"In the past few months, more than 1% of all search results contained at least one result that we believe to point to malicious content and the trend seems to be increasing," said Niels Provos, a security engineer at Google, in a blog post.
Provos said that in the year and a half since Google began tracking malicious Web pages, the company has found more than 3 million unique URLs on more than 180,000 Web sites that attempt to install malware on visitors' computers.
Provos co-authored a technical paper, "All Your IFRAMEs Point To Us," with Panayiotis Mavrommatis, a Google colleague, and two Johns Hopkins University computer scientists, Moheeb Abu Rajab and Fabian Monrose. The paper describes the increasing impact of "drive-by downloads," the exploitation of Web browser vulnerabilities to download and run malware automatically on the computers of Web site visitors.
Remarkably, Provos and his co-authors acknowledge that Internet advertising, Google's lifeblood, is contributing to malware distribution.

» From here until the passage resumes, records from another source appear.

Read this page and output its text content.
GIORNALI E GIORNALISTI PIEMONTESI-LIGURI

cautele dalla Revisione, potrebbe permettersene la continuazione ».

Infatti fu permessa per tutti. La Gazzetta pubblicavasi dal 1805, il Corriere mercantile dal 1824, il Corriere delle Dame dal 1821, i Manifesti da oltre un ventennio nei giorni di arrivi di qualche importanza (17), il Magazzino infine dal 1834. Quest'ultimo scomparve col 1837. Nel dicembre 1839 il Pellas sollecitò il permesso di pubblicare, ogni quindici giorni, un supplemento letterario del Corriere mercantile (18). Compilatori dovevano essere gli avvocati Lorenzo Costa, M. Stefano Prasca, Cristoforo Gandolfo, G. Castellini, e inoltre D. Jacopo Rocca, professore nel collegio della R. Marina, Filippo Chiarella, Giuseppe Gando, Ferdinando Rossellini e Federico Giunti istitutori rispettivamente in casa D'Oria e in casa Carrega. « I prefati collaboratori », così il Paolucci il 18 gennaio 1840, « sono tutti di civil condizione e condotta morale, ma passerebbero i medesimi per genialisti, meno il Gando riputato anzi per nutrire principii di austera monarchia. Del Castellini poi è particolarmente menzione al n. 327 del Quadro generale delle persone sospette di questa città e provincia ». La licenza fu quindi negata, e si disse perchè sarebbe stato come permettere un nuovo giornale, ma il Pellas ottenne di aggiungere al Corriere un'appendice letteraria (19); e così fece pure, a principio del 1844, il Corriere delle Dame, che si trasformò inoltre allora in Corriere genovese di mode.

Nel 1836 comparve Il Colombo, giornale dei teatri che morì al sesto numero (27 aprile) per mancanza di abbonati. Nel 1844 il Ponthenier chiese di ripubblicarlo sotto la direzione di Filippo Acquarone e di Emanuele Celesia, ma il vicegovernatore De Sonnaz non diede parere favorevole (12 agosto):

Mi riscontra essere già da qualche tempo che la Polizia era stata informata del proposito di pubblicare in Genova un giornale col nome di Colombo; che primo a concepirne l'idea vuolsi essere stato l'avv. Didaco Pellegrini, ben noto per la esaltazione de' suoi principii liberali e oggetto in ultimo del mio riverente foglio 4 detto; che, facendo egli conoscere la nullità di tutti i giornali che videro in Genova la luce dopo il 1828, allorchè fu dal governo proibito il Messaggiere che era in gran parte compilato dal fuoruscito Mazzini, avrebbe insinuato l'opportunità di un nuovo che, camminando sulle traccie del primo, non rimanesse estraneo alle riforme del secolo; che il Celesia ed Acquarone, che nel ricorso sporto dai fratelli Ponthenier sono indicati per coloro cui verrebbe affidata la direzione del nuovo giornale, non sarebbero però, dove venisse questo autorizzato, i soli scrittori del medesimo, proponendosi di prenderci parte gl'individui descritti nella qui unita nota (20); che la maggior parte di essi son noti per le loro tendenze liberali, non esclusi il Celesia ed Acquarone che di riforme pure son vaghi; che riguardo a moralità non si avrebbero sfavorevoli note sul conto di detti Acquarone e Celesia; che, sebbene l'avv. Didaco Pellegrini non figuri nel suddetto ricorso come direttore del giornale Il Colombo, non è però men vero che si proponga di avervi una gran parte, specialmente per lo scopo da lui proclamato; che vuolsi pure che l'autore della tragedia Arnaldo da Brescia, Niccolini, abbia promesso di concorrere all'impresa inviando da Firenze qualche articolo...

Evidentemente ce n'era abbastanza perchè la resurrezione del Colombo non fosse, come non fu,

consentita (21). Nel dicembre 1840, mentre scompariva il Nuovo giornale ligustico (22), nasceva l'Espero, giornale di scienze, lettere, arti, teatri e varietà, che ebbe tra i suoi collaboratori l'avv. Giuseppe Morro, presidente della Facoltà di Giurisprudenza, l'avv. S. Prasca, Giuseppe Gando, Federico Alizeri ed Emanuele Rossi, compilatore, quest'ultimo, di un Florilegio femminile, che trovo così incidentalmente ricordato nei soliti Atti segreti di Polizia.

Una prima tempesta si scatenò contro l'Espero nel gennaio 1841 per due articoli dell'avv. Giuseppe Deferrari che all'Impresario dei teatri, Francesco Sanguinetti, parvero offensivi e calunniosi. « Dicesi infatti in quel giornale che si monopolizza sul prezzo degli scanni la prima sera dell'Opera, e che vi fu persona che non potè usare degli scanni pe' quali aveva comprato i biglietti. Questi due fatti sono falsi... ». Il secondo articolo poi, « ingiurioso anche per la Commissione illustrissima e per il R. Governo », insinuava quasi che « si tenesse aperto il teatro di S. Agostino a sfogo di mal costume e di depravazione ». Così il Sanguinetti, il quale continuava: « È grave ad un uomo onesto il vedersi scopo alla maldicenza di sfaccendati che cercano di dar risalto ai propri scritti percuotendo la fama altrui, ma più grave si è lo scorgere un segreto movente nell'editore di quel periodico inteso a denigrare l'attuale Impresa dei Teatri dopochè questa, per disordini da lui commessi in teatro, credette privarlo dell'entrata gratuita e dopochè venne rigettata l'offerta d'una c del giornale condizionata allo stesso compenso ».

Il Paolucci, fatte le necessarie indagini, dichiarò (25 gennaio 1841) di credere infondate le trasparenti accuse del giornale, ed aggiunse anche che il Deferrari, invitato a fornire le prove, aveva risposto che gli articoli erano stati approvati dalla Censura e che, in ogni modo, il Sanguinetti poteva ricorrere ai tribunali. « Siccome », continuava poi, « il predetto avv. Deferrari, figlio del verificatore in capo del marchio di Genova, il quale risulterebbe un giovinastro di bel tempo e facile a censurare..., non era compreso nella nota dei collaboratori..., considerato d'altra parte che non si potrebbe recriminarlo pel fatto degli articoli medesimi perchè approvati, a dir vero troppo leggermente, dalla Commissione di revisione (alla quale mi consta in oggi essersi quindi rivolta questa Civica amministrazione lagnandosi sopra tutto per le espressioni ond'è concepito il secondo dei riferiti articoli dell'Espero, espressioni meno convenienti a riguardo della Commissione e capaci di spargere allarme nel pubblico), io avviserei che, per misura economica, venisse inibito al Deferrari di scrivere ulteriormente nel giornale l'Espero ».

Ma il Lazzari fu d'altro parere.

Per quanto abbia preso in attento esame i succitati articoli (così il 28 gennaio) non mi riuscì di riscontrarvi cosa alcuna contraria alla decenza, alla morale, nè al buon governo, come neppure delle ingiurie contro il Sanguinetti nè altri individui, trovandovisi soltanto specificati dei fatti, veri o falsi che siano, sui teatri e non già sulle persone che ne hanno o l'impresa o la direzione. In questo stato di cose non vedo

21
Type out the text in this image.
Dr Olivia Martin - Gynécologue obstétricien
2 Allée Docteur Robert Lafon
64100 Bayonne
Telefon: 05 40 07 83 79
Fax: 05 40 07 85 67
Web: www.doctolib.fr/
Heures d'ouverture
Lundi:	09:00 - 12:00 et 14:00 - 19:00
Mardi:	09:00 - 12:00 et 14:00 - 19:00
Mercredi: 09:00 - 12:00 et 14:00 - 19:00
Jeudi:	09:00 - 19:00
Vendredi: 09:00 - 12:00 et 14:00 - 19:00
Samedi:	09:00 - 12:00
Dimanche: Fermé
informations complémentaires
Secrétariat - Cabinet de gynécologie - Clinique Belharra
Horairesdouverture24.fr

This is an issue that has been raised by security companies recently, but to hear it coming from Google is unusual. In general, industry-backed research tends to confirm business models rather than call them into question.
A Google spokesperson didn't immediately reply to a request for comment.
"Today, the majority of Web advertisements are distributed in the form of third-party content to the advertising Web site," the report explains. "This practice is somewhat worrisome, as a Web page is only as secure as its weakest component. In particular, even if the Web page itself does not contain any exploits, insecure Ad content poses a risk to advertising Web sites. With the increasing use of Ad syndication (which allows an advertiser to sell advertising space to other advertising companies that in turn can yet again syndicate their content to other parties), the chances that insecure content gets inserted somewhere along the chain quickly escalates. Far too often, this can lead to Web pages running advertisements to untrusted content."
Provos said that on average, 2% of malicious Web sites were delivering malware via advertising, based on an analysis of about 2,000 known advertising networks. But because ads target popular sites, searchers are more likely to find them than their general prevalence suggests. "[O]n average, 12% of the overall search results that returned landing pages were associated with malicious content due to unsafe Ads," the report says.
Provos and his co-authors single out the practice of ad syndication -- in which ad companies redirect online ad content requests to a chain of partners -- as the source of many problems. "Clearly, it is increasingly difficult to maintain trust along such long delivery chains," the report says.
Some of the blame for the proliferation of drive-by downloads can be laid at the feet of server administrators. The report finds that among the servers distributing malware, 38.1% of Apache servers and 39.9% of servers with PHP scripting support were older versions with known security vulnerabilities. Provos and his co-authors said they could not verify the versions of infected Microsoft IIS severs. Overall, more than twice as many Microsoft IIS servers (113,905) were distributing malware as Apache servers (55,088), according to the report.
Provos didn't offer any happy endings. "One thing is clear," he said. "We have a lot of work ahead of us."